Much as I find that previous argument unsatisfying, Hugh Everett III found the Copenhagen interpretation of physics unsatisfying, since it’s impossible for light to be both a particle and a wave simultaneously. And so, my second argument comes from Dr. Everett: the many-worlds interpretation (MWI) of physics. In the MWI, every time a particular action could have multiple outcomes, all of those outcomes take place in separate universes. For instance, anytime my dad and I go to Hamburger Station, it could either be busy or not busy, and therefore it is both, though in separate, unbridgeable realities. When my dad says that Hamburger Station is busier at lunchtime, or that it’s busier at dinnertime, since I cannot access those times in the moment, what he is actually telling me is that in some other reality, Hamburger Station is, indeed, busy, but neither of us can experience that universe. Maybe that’s for the better. Here, we get our Speed Packs quicker.

Back in a less theoretical version of Jim Lowe’s legacy, after eating many, many hamburgers, Andy and Andy, to determine who indeed has the bigger burger belly, turn to an outside judge: my dad. My dad, accepting this solemn duty, rules that both Andys have won. The prize, of course, is a hamburger.

Solution #6

Hamburger Station is always busy.

At the writing of this essay, I admit, I’m afraid Hamburger Station isn’t long for this world. Whereas I knew of six locations, there may have been as many as ten at one point (Jim Lowe never reaching the twenty he predicted). But now there are two. The ones my dad and I went to the most, near Midway Plaza on Britain Road in East Akron and on State Road in Cuyahoga Falls, are both gone. Whenever I’m back in town, we head to Ellet, a neighborhood in Southeast Akron, for our Hamburger Station fix. It doesn’t have a counter to sit at, just booths, like any other fast food joint (the building possibly being a defunct Wendy’s franchise). It does have one saddle stool probably to remind people like me about the excitement we felt sitting on them as kids. But none of the other accouterments are to be found.

Of course, after getting our Speed Packs, my dad and I go through our routine.

Honestly, I wish, on occasion at least, we weren’t able to. Then I wouldn’t have to feat the end of Hamburger Station.

But perhaps I don’t have to worry after all. Perhaps the problem isn’t that there are fewer Hamburger Stations now, or that there are fewer customers.
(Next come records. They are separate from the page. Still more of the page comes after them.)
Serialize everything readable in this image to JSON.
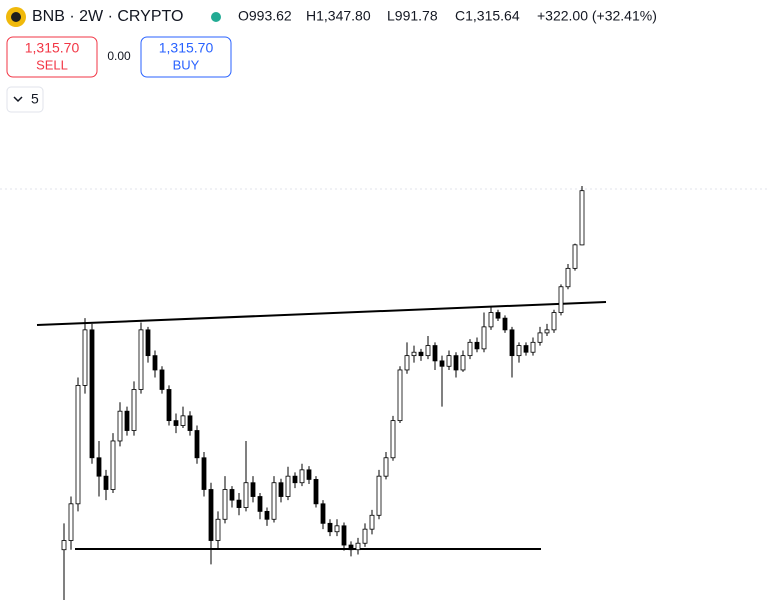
{
  "header": {
    "symbol": "BNB · 2W · CRYPTO",
    "open": "O993.62",
    "high": "H1,347.80",
    "low": "L991.78",
    "close": "C1,315.64",
    "change": "+322.00 (+32.41%)"
  },
  "trade": {
    "sell_price": "1,315.70",
    "sell_label": "SELL",
    "spread": "0.00",
    "buy_price": "1,315.70",
    "buy_label": "BUY"
  },
  "indicator_count": "5",
  "chart_data": {
    "type": "candlestick",
    "log_scale": true,
    "ylim": [
      158,
      1348
    ],
    "up_color": "#ffffff",
    "down_color": "#000000",
    "ohlc": [
      [
        205,
        235,
        158,
        215
      ],
      [
        215,
        270,
        205,
        260
      ],
      [
        260,
        500,
        250,
        480
      ],
      [
        480,
        680,
        460,
        640
      ],
      [
        640,
        660,
        320,
        330
      ],
      [
        330,
        360,
        270,
        300
      ],
      [
        300,
        310,
        265,
        280
      ],
      [
        280,
        375,
        275,
        360
      ],
      [
        360,
        440,
        350,
        420
      ],
      [
        420,
        430,
        370,
        380
      ],
      [
        380,
        490,
        370,
        470
      ],
      [
        470,
        665,
        460,
        640
      ],
      [
        640,
        650,
        540,
        560
      ],
      [
        560,
        575,
        500,
        520
      ],
      [
        520,
        530,
        460,
        470
      ],
      [
        470,
        480,
        390,
        400
      ],
      [
        400,
        415,
        375,
        390
      ],
      [
        390,
        430,
        385,
        410
      ],
      [
        410,
        420,
        370,
        380
      ],
      [
        380,
        390,
        320,
        330
      ],
      [
        330,
        340,
        270,
        280
      ],
      [
        280,
        290,
        190,
        215
      ],
      [
        215,
        250,
        205,
        240
      ],
      [
        240,
        300,
        235,
        280
      ],
      [
        280,
        285,
        255,
        265
      ],
      [
        265,
        275,
        245,
        255
      ],
      [
        255,
        360,
        250,
        290
      ],
      [
        290,
        300,
        262,
        270
      ],
      [
        270,
        275,
        240,
        250
      ],
      [
        250,
        255,
        232,
        240
      ],
      [
        240,
        300,
        236,
        290
      ],
      [
        290,
        296,
        262,
        270
      ],
      [
        270,
        315,
        265,
        300
      ],
      [
        300,
        306,
        282,
        290
      ],
      [
        290,
        320,
        285,
        310
      ],
      [
        310,
        316,
        288,
        295
      ],
      [
        295,
        300,
        255,
        260
      ],
      [
        260,
        265,
        228,
        235
      ],
      [
        235,
        240,
        220,
        225
      ],
      [
        225,
        240,
        220,
        232
      ],
      [
        232,
        236,
        204,
        210
      ],
      [
        210,
        214,
        198,
        205
      ],
      [
        205,
        218,
        200,
        212
      ],
      [
        212,
        235,
        208,
        228
      ],
      [
        228,
        252,
        222,
        245
      ],
      [
        245,
        310,
        240,
        300
      ],
      [
        300,
        340,
        295,
        330
      ],
      [
        330,
        410,
        325,
        400
      ],
      [
        400,
        530,
        395,
        520
      ],
      [
        520,
        600,
        510,
        560
      ],
      [
        560,
        590,
        540,
        570
      ],
      [
        570,
        580,
        545,
        560
      ],
      [
        560,
        620,
        550,
        590
      ],
      [
        590,
        600,
        520,
        545
      ],
      [
        545,
        560,
        430,
        530
      ],
      [
        530,
        575,
        520,
        560
      ],
      [
        560,
        570,
        500,
        520
      ],
      [
        520,
        575,
        515,
        560
      ],
      [
        560,
        610,
        550,
        600
      ],
      [
        600,
        615,
        570,
        580
      ],
      [
        580,
        700,
        570,
        650
      ],
      [
        650,
        720,
        640,
        700
      ],
      [
        700,
        710,
        670,
        680
      ],
      [
        680,
        690,
        630,
        640
      ],
      [
        640,
        650,
        500,
        560
      ],
      [
        560,
        600,
        540,
        590
      ],
      [
        590,
        600,
        560,
        570
      ],
      [
        570,
        615,
        560,
        600
      ],
      [
        600,
        650,
        590,
        630
      ],
      [
        630,
        660,
        620,
        640
      ],
      [
        640,
        710,
        630,
        700
      ],
      [
        700,
        810,
        690,
        800
      ],
      [
        800,
        900,
        790,
        880
      ],
      [
        880,
        1000,
        870,
        994
      ],
      [
        993.62,
        1347.8,
        991.78,
        1315.64
      ]
    ]
  }
}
Instead, the problem is that I’m approaching time the wrong way. According to Massachusetts Institute of Technology physicist Max Tegmark, time is an illusion brought on by perception, not something fundamental to the universe:

“We can portray our reality as either a three-dimensional place where stuff happens over time, or as a four-dimensional place where nothing happens – and if it really is the second picture, then change really is an illusion, because there’s nothing that’s changing; it’s all just there – past, present, future.

“So life is like a movie, and space-time is like the DVD [. . .] There’s nothing about the DVD itself that is changing in any way, even though there’s all this drama unfolding in the movie.”
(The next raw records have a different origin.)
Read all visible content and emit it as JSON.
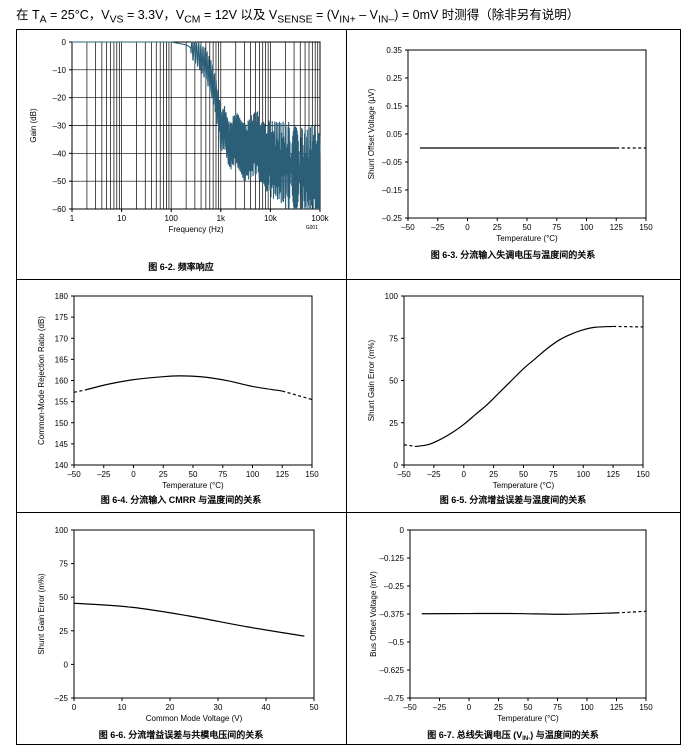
{
  "header": {
    "prefix": "在 T",
    "ta_sub": "A",
    "ta_rest": " = 25°C，V",
    "vs_sub": "VS",
    "vs_rest": " = 3.3V，V",
    "cm_sub": "CM",
    "cm_rest": " = 12V 以及 V",
    "sense_sub": "SENSE",
    "sense_rest": " = (V",
    "inp_sub": "IN+",
    "mid": " – V",
    "inm_sub": "IN–",
    "suffix": ") = 0mV 时测得（除非另有说明）"
  },
  "chart_data": [
    {
      "id": "fig-6-2",
      "type": "line",
      "caption": "图 6-2. 频率响应",
      "xlabel": "Frequency (Hz)",
      "ylabel": "Gain (dB)",
      "xscale": "log",
      "xlim": [
        1,
        100000
      ],
      "ylim": [
        -60,
        0
      ],
      "x_ticks": [
        "1",
        "10",
        "100",
        "1k",
        "10k",
        "100k"
      ],
      "y_ticks": [
        "0",
        "–10",
        "–20",
        "–30",
        "–40",
        "–50",
        "–60"
      ],
      "grid": true,
      "line_color": "#2b5f78",
      "annotation": "G001",
      "series": [
        {
          "x": [
            1,
            10,
            100,
            200,
            300,
            500,
            700,
            900,
            1000,
            1200,
            1500,
            2000,
            3000,
            5000,
            10000,
            20000,
            50000,
            100000
          ],
          "y": [
            0,
            0,
            0,
            -1,
            -3,
            -8,
            -15,
            -25,
            -32,
            -30,
            -38,
            -34,
            -40,
            -36,
            -42,
            -44,
            -47,
            -45
          ]
        }
      ]
    },
    {
      "id": "fig-6-3",
      "type": "line",
      "caption": "图 6-3. 分流输入失调电压与温度间的关系",
      "xlabel": "Temperature (°C)",
      "ylabel": "Shunt Offset Voltage (µV)",
      "xlim": [
        -50,
        150
      ],
      "ylim": [
        -0.25,
        0.35
      ],
      "x_ticks": [
        "–50",
        "–25",
        "0",
        "25",
        "50",
        "75",
        "100",
        "125",
        "150"
      ],
      "y_ticks": [
        "0.35",
        "0.25",
        "0.15",
        "0.05",
        "–0.05",
        "–0.15",
        "–0.25"
      ],
      "series": [
        {
          "style": "solid",
          "x": [
            -40,
            125
          ],
          "y": [
            0,
            0
          ]
        },
        {
          "style": "dashed",
          "x": [
            125,
            150
          ],
          "y": [
            0,
            0
          ]
        }
      ]
    },
    {
      "id": "fig-6-4",
      "type": "line",
      "caption": "图 6-4. 分流输入 CMRR 与温度间的关系",
      "xlabel": "Temperature (°C)",
      "ylabel": "Common-Mode Rejection Ratio (dB)",
      "xlim": [
        -50,
        150
      ],
      "ylim": [
        140,
        180
      ],
      "x_ticks": [
        "–50",
        "–25",
        "0",
        "25",
        "50",
        "75",
        "100",
        "125",
        "150"
      ],
      "y_ticks": [
        "180",
        "175",
        "170",
        "165",
        "160",
        "155",
        "150",
        "145",
        "140"
      ],
      "series": [
        {
          "style": "dashed",
          "x": [
            -50,
            -40
          ],
          "y": [
            157.2,
            157.8
          ]
        },
        {
          "style": "solid",
          "x": [
            -40,
            -20,
            0,
            25,
            40,
            60,
            80,
            100,
            125
          ],
          "y": [
            157.8,
            159.2,
            160.2,
            160.9,
            161.1,
            160.8,
            159.9,
            158.6,
            157.5
          ]
        },
        {
          "style": "dashed",
          "x": [
            125,
            150
          ],
          "y": [
            157.5,
            155.5
          ]
        }
      ]
    },
    {
      "id": "fig-6-5",
      "type": "line",
      "caption": "图 6-5. 分流增益误差与温度间的关系",
      "xlabel": "Temperature (°C)",
      "ylabel": "Shunt Gain Error (m%)",
      "xlim": [
        -50,
        150
      ],
      "ylim": [
        0,
        100
      ],
      "x_ticks": [
        "–50",
        "–25",
        "0",
        "25",
        "50",
        "75",
        "100",
        "125",
        "150"
      ],
      "y_ticks": [
        "100",
        "75",
        "50",
        "25",
        "0"
      ],
      "series": [
        {
          "style": "dashed",
          "x": [
            -50,
            -40
          ],
          "y": [
            12,
            11
          ]
        },
        {
          "style": "solid",
          "x": [
            -40,
            -30,
            -20,
            -10,
            0,
            10,
            20,
            30,
            40,
            50,
            60,
            70,
            80,
            90,
            100,
            110,
            125
          ],
          "y": [
            11,
            12,
            15,
            19,
            24,
            30,
            36,
            43,
            50,
            57,
            63,
            69,
            74,
            77.5,
            80,
            81.5,
            82
          ]
        },
        {
          "style": "dashed",
          "x": [
            125,
            150
          ],
          "y": [
            82,
            81.7
          ]
        }
      ]
    },
    {
      "id": "fig-6-6",
      "type": "line",
      "caption": "图 6-6. 分流增益误差与共模电压间的关系",
      "xlabel": "Common Mode Voltage (V)",
      "ylabel": "Shunt Gain Error (m%)",
      "xlim": [
        0,
        50
      ],
      "ylim": [
        -25,
        100
      ],
      "x_ticks": [
        "0",
        "10",
        "20",
        "30",
        "40",
        "50"
      ],
      "y_ticks": [
        "100",
        "75",
        "50",
        "25",
        "0",
        "–25"
      ],
      "series": [
        {
          "style": "solid",
          "x": [
            0,
            12,
            24,
            36,
            48
          ],
          "y": [
            45.5,
            42.5,
            36,
            28,
            21
          ]
        }
      ]
    },
    {
      "id": "fig-6-7",
      "type": "line",
      "caption_prefix": "图 6-7. 总线失调电压 (V",
      "caption_sub": "IN-",
      "caption_suffix": ") 与温度间的关系",
      "xlabel": "Temperature (°C)",
      "ylabel": "Bus Offset Voltage (mV)",
      "xlim": [
        -50,
        150
      ],
      "ylim": [
        -0.75,
        0
      ],
      "x_ticks": [
        "–50",
        "–25",
        "0",
        "25",
        "50",
        "75",
        "100",
        "125",
        "150"
      ],
      "y_ticks": [
        "0",
        "–0.125",
        "–0.25",
        "–0.375",
        "–0.5",
        "–0.625",
        "–0.75"
      ],
      "series": [
        {
          "style": "solid",
          "x": [
            -40,
            0,
            40,
            80,
            125
          ],
          "y": [
            -0.374,
            -0.373,
            -0.373,
            -0.376,
            -0.37
          ]
        },
        {
          "style": "dashed",
          "x": [
            125,
            150
          ],
          "y": [
            -0.37,
            -0.363
          ]
        }
      ]
    }
  ]
}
If Professor Tegmark is right, then we have found the solution to the thought problem. To celebrate I propose a shindig that will require almost nothing of the partiers, because, having been there before, my attendance is already guaranteed – and my dad will be there, and my mom will be there, and my sister, Stefanie, will be there, and the not-brothers John Schloman and Scott Schulman, will be there, and Jim Lowe will definitely be there, as will the other Andy, and even if you’ve never been, as long as you plan to go sometime in the future, then you will be there, too. And when we meet, finally, we will meet at the time when Hamburger Station is busy.